I think one potential source of confusion is that the abs of this particular complex number looks an awful lot like its real part.
n = -0.993061325012476 + 1.03511742045580e-16i;
R = abs(n)
That's not due to abs simply taking the real part of the complex number, it's due to the fact that the imaginary part of this number is extremely small. If you were to plot this number you'd see that it's very close to being on the real line.
setupFigure();
% This plots using the real part of n as the x coordinate
% and the imaginary part of n as the y coordinate. I made the marker
% larger so it stands out
plot(n, 'bo', 'MarkerSize', 10)
If we plotted another point, one whose real and imaginary parts were both not small, you'd see the abs of that number was the distance between it and the origin.
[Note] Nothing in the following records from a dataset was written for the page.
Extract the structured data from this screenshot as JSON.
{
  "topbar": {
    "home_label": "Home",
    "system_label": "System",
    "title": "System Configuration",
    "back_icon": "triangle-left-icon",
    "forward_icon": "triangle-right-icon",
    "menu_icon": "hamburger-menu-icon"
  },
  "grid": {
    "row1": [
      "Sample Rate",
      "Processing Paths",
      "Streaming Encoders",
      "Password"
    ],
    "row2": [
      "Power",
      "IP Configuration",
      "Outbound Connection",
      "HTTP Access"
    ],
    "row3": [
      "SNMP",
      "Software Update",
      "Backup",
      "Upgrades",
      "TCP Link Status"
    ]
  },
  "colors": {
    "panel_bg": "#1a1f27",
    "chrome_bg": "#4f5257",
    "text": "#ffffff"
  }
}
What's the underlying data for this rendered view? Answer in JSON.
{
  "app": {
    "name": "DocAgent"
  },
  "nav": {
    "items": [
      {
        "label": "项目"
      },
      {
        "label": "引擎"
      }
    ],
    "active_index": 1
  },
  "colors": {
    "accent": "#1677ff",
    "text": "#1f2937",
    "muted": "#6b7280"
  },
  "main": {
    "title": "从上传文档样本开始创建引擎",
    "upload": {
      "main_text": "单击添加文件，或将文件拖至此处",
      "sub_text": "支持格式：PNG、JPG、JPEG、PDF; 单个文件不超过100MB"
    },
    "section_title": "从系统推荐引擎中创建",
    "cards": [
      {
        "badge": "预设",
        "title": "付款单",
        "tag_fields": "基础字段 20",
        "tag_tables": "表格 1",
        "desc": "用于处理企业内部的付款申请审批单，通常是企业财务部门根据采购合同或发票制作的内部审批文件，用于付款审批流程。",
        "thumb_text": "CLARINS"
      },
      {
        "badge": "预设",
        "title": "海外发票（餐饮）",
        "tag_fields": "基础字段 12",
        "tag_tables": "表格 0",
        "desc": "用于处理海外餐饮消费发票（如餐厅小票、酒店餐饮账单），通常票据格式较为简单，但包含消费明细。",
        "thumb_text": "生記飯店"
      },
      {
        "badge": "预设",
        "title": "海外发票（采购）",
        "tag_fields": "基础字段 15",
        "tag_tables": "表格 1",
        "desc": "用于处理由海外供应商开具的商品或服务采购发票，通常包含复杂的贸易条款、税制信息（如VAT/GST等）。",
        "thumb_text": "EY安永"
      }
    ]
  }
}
For the point n2 the red dotted line is the line whose length is measured by taking abs(n2).
setupFigure();
n2 = 1+1i;
plot(n, 'bo', 'MarkerSize', 10)
plot(n2, 'ks', 'MarkerSize', 10)
plot([0 n2], 'r:', 'LineWidth', 2)
fprintf("The red dotted line is %g units long.\n", abs(n2)) % sqrt(2)
function setupFigure()
% Set up the plot to look nice
figure
axes('XAxisLocation', 'origin', 'YAxisLocation', 'origin')
axis([-1, 1, -1, 1])
xlabel('real(n)')
ylabel('imag(n)')
xticks(-1:0.25:1)
yticks(-1:0.25:1)
grid on
hold on
end